Tampoco hoy, deseosos de una normalidad no nueva sino buena, sabemos cuándo terminará esta pesadilla que no llamamos vacaciones, porque no ha comenzado en pleno julio, sino que tiene apariencia de cuaresma congelada en el tiempo. Muchos cofrades han quedado en pausa con la convocatoria de los actos penitenciales sin sacar del buzón y el hábito sin planchar. Detenidos en la parálisis de marzo. Con la cuota sin pagar y, a lo peor, sin nómina que cobrar. Ajenos al hecho de que su hermandad haya decidido suspender cultos y actos o los haya celebrado de la mejor manera posible pese a las limitaciones, se haya reunido para renovar cargos y evaluar ejercicios o lo esté demorando en la esperanza de circunstancias menos adversas, haya reabierto su sede con un dispensador de gel hidroalcohólico a la puerta o la mantenga cerrada por ahora, haya perdido miembros por desmotivación o defunción o haya recibido solicitudes de ingreso justamente cuando no se sabe si en 2021 habrá procesiones. Quizá en un año normal, sin pandemia, muchos de ellos serían igual de ajenos, pero la coyuntura podría aprovecharse para una especie de borrón y cuenta nueva, que acortara esas otras distancias que sí se pueden, y se deben, acortar. Ya que no vamos a salir iguales de la pandemia, lo decía el Papa ante la asamblea de la ONU, que salgamos mejores.

Como a aquel pueblecito catalán, que se presentaba como idílico destino vacacional en un convulso 1936, a las cofradías habrá llegado, se supone, la certeza de que lo incierto ha venido para quedarse por una larga temporada.
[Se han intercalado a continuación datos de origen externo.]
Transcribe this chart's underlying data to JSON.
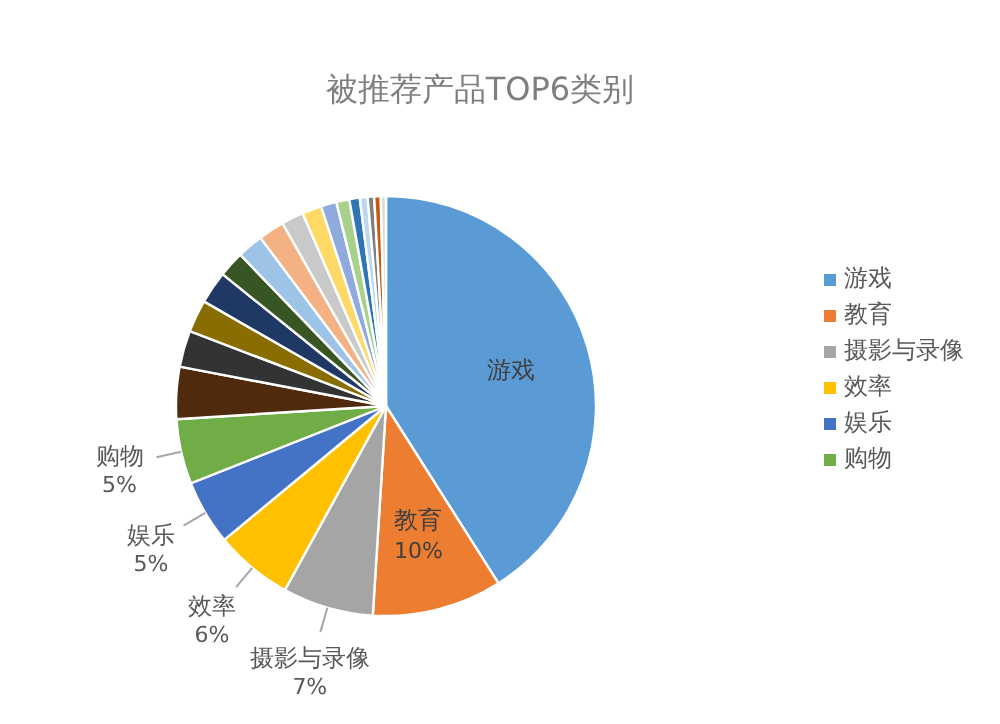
{
  "chart_data": {
    "type": "pie",
    "title": "被推荐产品TOP6类别",
    "legend": "right",
    "categories": [
      "游戏",
      "教育",
      "摄影与录像",
      "效率",
      "娱乐",
      "购物",
      null,
      null,
      null,
      null,
      null,
      null,
      null,
      null,
      null,
      null,
      null,
      null,
      null,
      null,
      null,
      null
    ],
    "values": [
      41,
      10,
      7,
      6,
      5,
      5,
      4,
      2.8,
      2.5,
      2.5,
      2,
      2,
      2,
      1.7,
      1.5,
      1.2,
      1,
      0.8,
      0.6,
      0.5,
      0.5,
      0.4
    ],
    "value_labels": [
      null,
      "10%",
      "7%",
      "6%",
      "5%",
      "5%",
      null,
      null,
      null,
      null,
      null,
      null,
      null,
      null,
      null,
      null,
      null,
      null,
      null,
      null,
      null,
      null
    ],
    "colors": [
      "#5b9bd5",
      "#ed7d31",
      "#a5a5a5",
      "#ffc000",
      "#4472c4",
      "#70ad47",
      "#4f2a0c",
      "#333333",
      "#8a6d00",
      "#1f3864",
      "#375623",
      "#9dc3e6",
      "#f4b183",
      "#c9c9c9",
      "#ffd966",
      "#8faadc",
      "#a9d18e",
      "#2e75b6",
      "#bdd7ee",
      "#7f7f7f",
      "#c55a11",
      "#dbdbdb"
    ]
  }
}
A los personajes interpretados por Concha Velasco, José Sacristán, Paco Rabal, Analía Gadé o Ángela Molina se les aproximaba, mes a mes, el fuego del frente de batalla, y no les dejaba de condicionar la vida esa otra violencia instituida en la retaguardia. A nuestra sociedad, de la que las cofradías, como cualquier comunidad cristiana, son parte permeable y, ojalá, transformadora en su pequeña medida, también la tambalean el fuego de la incertidumbre y la violencia de la discordia.

En tempestad por tanto, a lo largo de la travesía que continúa, como un diario de notas sueltas se va escribiendo la historia de nuestras hermandades en el año en que no hubo procesiones, no sabemos si el único o el primero de… ¿cuántos? Los colaboradores de Pasión en Salamanca, en su regreso de este octubre, añadirán valiosos apuntes en sus columnas, como un marzo cualquiera se nos iba llenando con citas en la agenda: viacrucis, revistas, conciertos... Ya besar los pies del Rescatado solamente con la mirada profetizaba la largura de un marzo del que no acertamos a divisar el último viernes. Al próximo besapiés iremos con mascarilla, claro, y también le miraremos con ojos de súplica. Es muy posible que entonces nos sintamos mirados y al fin comprendamos lo que tanto nos cuesta vivir: que nunca hemos estado solos, que Él siempre ha caminado con nosotros, que nunca ha dejado de ser Pascua.